Straßennamen sind eine unerlässliche Orientierungshilfe in der Großstadt. Sie sind aber auch Teil der öffentlichen Erinnerung. So haben sich auch in Wien Ereignisse, Schicksale und Persönlichkeiten durch die Benennung von Straßen in das Gedächtnis der Stadt eingegraben. Das „Lexikon der Wiener Straßennamen“ des Josefstädters Peter Autengruber trägt beiden Aspekten Rechnung. Es gibt gar nicht so viele Orte, die man noch benennen kann. Doch kürzlich konnte im Achten ein Platz nach einer verdienten Frau benannt werden. Die 1900 geborene Josefstädterin Trude Waehner hatte sich nicht nur als expressionistische Malerin einen Namen gemacht, sie engagierte sich auch im Kampf gegen den Faschismus. Nun wurde ihr ein Platz gewidmet: der sogenannte Alserspitz an der Einmündung der Skodagasse in die Alser Straße, das Tor zum Achten, das jetzt auch attraktiviert werden soll.

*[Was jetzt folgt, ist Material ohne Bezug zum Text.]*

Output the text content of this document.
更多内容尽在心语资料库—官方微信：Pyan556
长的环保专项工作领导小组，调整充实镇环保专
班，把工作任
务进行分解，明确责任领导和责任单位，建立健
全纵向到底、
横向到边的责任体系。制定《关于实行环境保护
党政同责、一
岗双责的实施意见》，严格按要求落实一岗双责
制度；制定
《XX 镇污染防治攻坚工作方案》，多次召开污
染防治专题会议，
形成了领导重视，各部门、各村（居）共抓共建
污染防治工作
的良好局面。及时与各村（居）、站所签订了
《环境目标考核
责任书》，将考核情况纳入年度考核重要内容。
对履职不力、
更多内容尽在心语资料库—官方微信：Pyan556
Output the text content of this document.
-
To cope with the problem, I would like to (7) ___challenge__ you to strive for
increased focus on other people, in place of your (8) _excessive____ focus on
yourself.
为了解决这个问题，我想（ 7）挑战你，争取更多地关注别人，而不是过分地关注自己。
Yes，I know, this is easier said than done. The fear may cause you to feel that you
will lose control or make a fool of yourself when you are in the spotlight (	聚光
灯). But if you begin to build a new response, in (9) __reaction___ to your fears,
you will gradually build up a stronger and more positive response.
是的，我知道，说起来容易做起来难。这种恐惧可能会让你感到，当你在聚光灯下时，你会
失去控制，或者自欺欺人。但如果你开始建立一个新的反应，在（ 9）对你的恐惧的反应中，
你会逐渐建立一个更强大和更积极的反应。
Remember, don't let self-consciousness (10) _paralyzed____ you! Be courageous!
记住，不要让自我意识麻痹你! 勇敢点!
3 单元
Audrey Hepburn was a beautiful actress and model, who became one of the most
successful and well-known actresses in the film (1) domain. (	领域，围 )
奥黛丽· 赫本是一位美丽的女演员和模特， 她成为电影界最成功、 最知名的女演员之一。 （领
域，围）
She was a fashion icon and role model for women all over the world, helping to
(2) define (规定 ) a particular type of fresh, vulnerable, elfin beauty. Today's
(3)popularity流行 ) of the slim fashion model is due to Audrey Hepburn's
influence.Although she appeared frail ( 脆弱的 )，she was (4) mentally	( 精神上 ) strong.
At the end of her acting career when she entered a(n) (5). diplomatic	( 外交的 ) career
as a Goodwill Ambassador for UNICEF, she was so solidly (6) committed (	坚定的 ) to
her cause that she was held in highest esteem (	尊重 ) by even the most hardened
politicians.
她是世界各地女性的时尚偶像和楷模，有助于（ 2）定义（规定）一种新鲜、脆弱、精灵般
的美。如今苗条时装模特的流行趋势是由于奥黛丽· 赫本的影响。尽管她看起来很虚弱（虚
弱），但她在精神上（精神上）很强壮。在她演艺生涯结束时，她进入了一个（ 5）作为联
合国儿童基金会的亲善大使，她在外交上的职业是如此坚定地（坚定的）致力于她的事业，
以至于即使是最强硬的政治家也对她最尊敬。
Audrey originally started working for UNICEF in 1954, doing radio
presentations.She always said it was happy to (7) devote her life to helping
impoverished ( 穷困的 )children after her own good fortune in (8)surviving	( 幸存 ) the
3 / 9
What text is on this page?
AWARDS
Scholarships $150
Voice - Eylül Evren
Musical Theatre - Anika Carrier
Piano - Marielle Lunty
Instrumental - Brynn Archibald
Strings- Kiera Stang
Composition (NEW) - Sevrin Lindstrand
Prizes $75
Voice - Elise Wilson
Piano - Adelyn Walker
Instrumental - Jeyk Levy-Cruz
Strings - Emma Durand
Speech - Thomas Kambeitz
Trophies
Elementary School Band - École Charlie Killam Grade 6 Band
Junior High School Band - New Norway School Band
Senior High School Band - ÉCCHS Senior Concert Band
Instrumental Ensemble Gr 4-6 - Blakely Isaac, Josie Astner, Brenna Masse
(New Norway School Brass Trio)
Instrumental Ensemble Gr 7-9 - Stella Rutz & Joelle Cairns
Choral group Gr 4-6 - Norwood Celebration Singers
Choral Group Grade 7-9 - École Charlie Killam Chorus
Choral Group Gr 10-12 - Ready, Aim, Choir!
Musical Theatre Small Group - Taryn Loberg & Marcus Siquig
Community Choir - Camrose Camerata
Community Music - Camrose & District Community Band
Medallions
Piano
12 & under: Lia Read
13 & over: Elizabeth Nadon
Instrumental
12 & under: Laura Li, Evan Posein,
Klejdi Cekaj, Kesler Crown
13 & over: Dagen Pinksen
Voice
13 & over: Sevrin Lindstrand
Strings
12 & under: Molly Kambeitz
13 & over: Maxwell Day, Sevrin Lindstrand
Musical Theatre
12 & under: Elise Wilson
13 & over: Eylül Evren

▶ Lexikon der Wiener Straßennamen, Peter Autengruber. 2020, ISBN/EAN978-3-903070-11-0. Wundergarten Verlag

 

Leerstandsaktivierung

In der Kochgasse ist während des Sommers erstmals eine großzügige Konstruktion aus Lärchenholz mit Sitzmöglichkeiten samt Tisch, offenem Bücherschrank, schwarzem Brett und Blumenkästen sowie einer Fahrradpumpe aufgefallen. Hier befindet sich das Büro KRW (Kreative Räume Wien – Service für Leerstandsaktivierung und Zwischennutzung), das sich auch mit dem neuen Leben von Erdgeschoßzonen beschäftigt. Seit 2016 befasst sich das Josefstädter Büro im Auftrag diverser Wiener Stadtratsbüros mit den Bereichen Leerstand und Raumnutzung durch Kultur, Soziales, Kreativwirtschaft und Stadtteilarbeit. Ein Schwerpunkt liegt auf der Beratung von Raumsuchenden und Nutzer*innen sowie Liegenschaftseigentümer*innen.

▶ Kreative Räume Wien, Kochgasse 25. www.kreativeraeumewien.at

 

Designer-Flohmarkt

Das „Zimmer“ in der Piaristengasse 6–8 richtet sich neu ein, darum trennt es sich von seinen Designermöbeln (Vitra, Prouvé, Artek, Friso Kramer, Verzelloni …). In Verbindung mit dem Fundus von Julia Eisenburger (House of Clothes) gibt es im „Zimmer“ am 12. September ab 10.00 Uhr einen Flohmarkt – also neben Möbeln auch First- & Second-Hand-Designerkleidung. Heu & Gabel sorgt für den passenden Bio-Feinkost-Gaumenschmaus.  Am 3. Oktober fungiert das „Zimmer“ als Partner der Design Week. Es ist also ganz schön viel los in der hippen Erdgeschoßzone.